BasicSR icon indicating copy to clipboard operation
BasicSR copied to clipboard

first stage of train.py for ESRGAN is slow and single threaded

Open gtnbssn opened this issue 4 years ago • 5 comments

Hi,

not sure if this is a bug, maybe just a general question.

When using extract_images.py, it was possible to run it on multiple threads and save a lot of time.

I am starting the training now, the original dataset has almost 4000 images, so the resulting dataset with the subimages is close to 100GB.

When i start the training there is a first pretty long phase (many hours in my case), during which there is only one python process running. Is there a way to make this phase multithreaded to save time on this part of the training? It seems this part does not use the GPU also, so i need to wait until it is finished to see if the GPU is indeed working, or even see other issues with my config file.

Thank you so much for this amazing repo and all the work!

gtnbssn avatar May 26 '21 03:05 gtnbssn

You mean when prefetch the data?i meet the same qusetion, the info show model[] is created,and then dont show anything.

wyywyyyyw avatar May 29 '21 02:05 wyywyyyyw

aaaah so there is indeed an option to used CUDA instead of cpu for prefetch! I'll try this out in a couple days. Maybe this will help!

It is the prefetch_mode: key in the yaml file if i understand correctly.

gtnbssn avatar Jun 03 '21 07:06 gtnbssn

@gtnbssn Did you trained on a custom dataset?

Samjith888 avatar Jun 17 '21 12:06 Samjith888

Yes.

gtnbssn avatar Jun 22 '21 06:06 gtnbssn

IMO, the time consuming operation is here:

https://github.com/xinntao/BasicSR/blob/5c757162b348a09d236e00c2cc04463c0a8bba45/basicsr/data/data_sampler.py#L33

The operation here is intended to keep reproducibility.

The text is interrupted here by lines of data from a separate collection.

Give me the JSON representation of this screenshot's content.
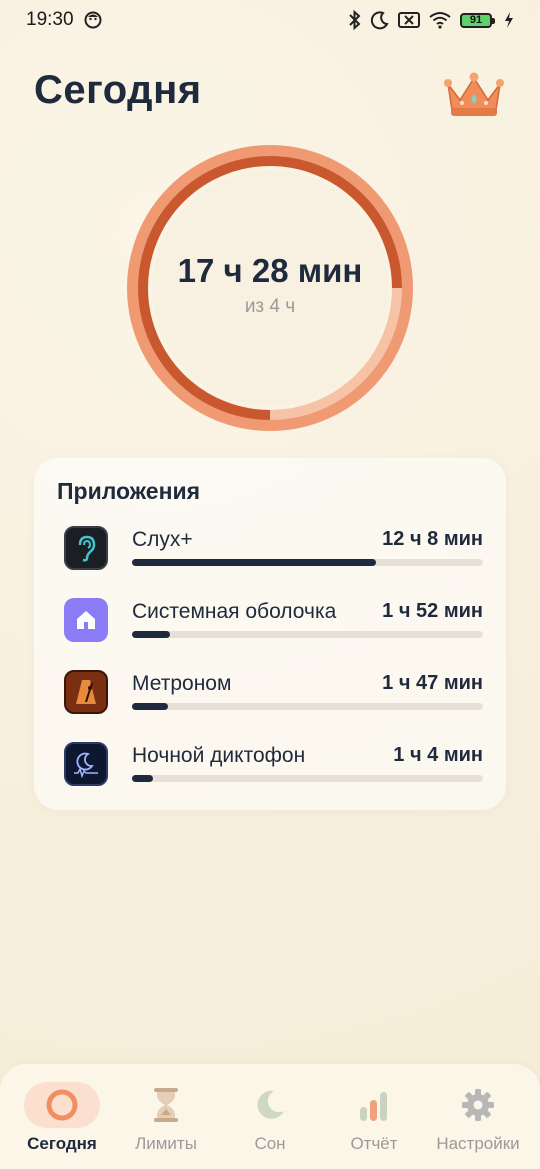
{
  "status_bar": {
    "time": "19:30",
    "battery_level": "91",
    "icons": [
      "face-icon",
      "bluetooth-icon",
      "moon-icon",
      "sim-off-icon",
      "wifi-icon",
      "battery-icon",
      "charging-icon"
    ]
  },
  "header": {
    "title": "Сегодня",
    "premium_icon": "crown-icon"
  },
  "summary": {
    "total_label": "17 ч 28 мин",
    "goal_label": "из 4 ч",
    "ring_colors": {
      "outer": "#ef9a72",
      "inner": "#c9582f",
      "light": "#f6c3a7"
    }
  },
  "apps": {
    "title": "Приложения",
    "items": [
      {
        "name": "Слух+",
        "time": "12 ч 8 мин",
        "fraction": 0.694,
        "icon": "ear-icon"
      },
      {
        "name": "Системная оболочка",
        "time": "1 ч 52 мин",
        "fraction": 0.107,
        "icon": "home-icon"
      },
      {
        "name": "Метроном",
        "time": "1 ч 47 мин",
        "fraction": 0.102,
        "icon": "metronome-icon"
      },
      {
        "name": "Ночной диктофон",
        "time": "1 ч 4 мин",
        "fraction": 0.061,
        "icon": "moon-recorder-icon"
      }
    ]
  },
  "nav": {
    "items": [
      {
        "label": "Сегодня",
        "icon": "ring-icon",
        "active": true
      },
      {
        "label": "Лимиты",
        "icon": "hourglass-icon",
        "active": false
      },
      {
        "label": "Сон",
        "icon": "moon-icon",
        "active": false
      },
      {
        "label": "Отчёт",
        "icon": "bar-chart-icon",
        "active": false
      },
      {
        "label": "Настройки",
        "icon": "gear-icon",
        "active": false
      }
    ]
  }
}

If you have a large dataset, try to reduce dataset_enlarge_ratio in the configuration file and keep the Require iter number per epoch is just greater than Total iters in logging output.

An example snippet of logging output:

2021-06-20 16:47:42,337 INFO: Training statistics:
        Number of train images: 64612                                           
        Dataset enlarge ratio: 1000                                               
        Batch size per gpu: 16                                                      
        World size (gpu number): 4                                                  
        Require iter number per epoch: 1009563                                    
        Total epochs: 1; iters: 600000.

wwhio avatar Jun 23 '21 07:06 wwhio